We use unique Id while sending it to the email/SMS services. And there will be a status scheduler which fetches message status based on uid@@Imrohanroy
Thanks .. very useful video.. 2 suggestions I know everyone has their own way to design but I have 2 following sessions 1) When messages are read from the queue like (SQS) you can set visibility timeout and if worker fail to send notification it is back in the queue when message visibility time out is expired. 2) Rather than ruing CRON job for failed notification and again reading DB we can add DLQ to our main queue and another micro service or lambda can reprocess failed notifications that way we can avoid another trip to DB and decouple more . But at the end very nicely presented and very good content not just this video but all others as well.
Those are some fantastic ideas! Thanks for sharing! Glad you found the video helpful and checked out some other ones too. Stay tuned for more system design videos coming up : )
Regarding the second suggestion of using DL queue, will the failure in case exception which occurred after messages has been read (but any processing failed later, lets say to email user) can be also put back in the DL queue to be reprocessed?
Nice video, I think using SQL table to store the state of the notification makes your system more complex and redundant. The workers can communicate with the queue in acknowledging message delivery success. So, if a message was delivered successfully, it can be dropped from the queue, else it would still be retained in the queue. Updating your table for each message is therefore not necessary.
Great video, One suggestion. Instead of messaging queue we can use Amazon SQS and use error handling efficiently. When message is pulled we can set inflight time to reappear after sometime and if not processed we can move to DLQ.
Agree with others that a new SQL table for message status might lead to a lot of complications. It seems like it could lead to concurrency issues (how is work being reassigned? what issues might come up if there are races between the workers' updates from the progress table and the service's reads from that table?)
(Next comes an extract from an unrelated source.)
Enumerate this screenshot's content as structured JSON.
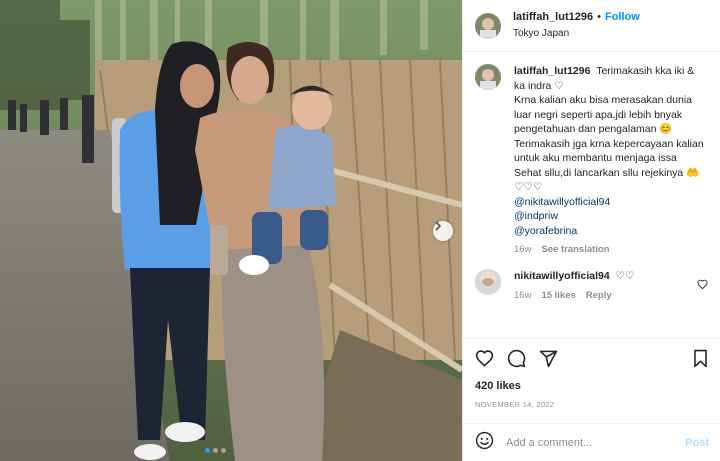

Thanks for keeping these designs simple to understand. When you get a chance, would you pls make video for zoom system design? (After you settle at your new place you are moving to) … thanks a lot
Awesome presentation and easy to understand. I have a question. How to ensure notification is not lost when the notification microservice goes down before it pushes to the message queue? Thanks alot for the video
Glad you enjoyed the video : ) To do that, you would need to keep track of notifications in some persistent storage before even hitting the notification microservice. But I would suggest, instead just focus on keeping the notification microservice highly available by horizontally scaling.
Hi! Thanks for the feedback. I will go ahead and add the slide deck / notes in the description from my next video. For now, hopefully the chapters and timestamps will help you move around a bit easier.
Should we have a message queue for each type of notification? For example, if email service is offline then message queues for SMS or push notifications won't be affected by it.
Excellent presentation but I want to discuss something related to the Database as you have mentioned Mysql, in this scenario, it will scale vertically and which will make things slower as the data grows so we have to do sharding for horizontal scaling but that will lead to a lot of maintenance and also increase in cost. But if we use the NoSQL database we get the horizontal scaling but we compromise with the JOINS of RDBMS. Because of that, we might end up iterating unnecessary data because we can't filter the data at the DB level, which will again make the process slower. So which database will be best suited for the notification system, is there any other approach to tackle this issue or do we just have to trade off one feature over another? Thanks!
Let us take scripts wanna to send push notification to 10k users, did the notification microservice need to create a batch of message or single message?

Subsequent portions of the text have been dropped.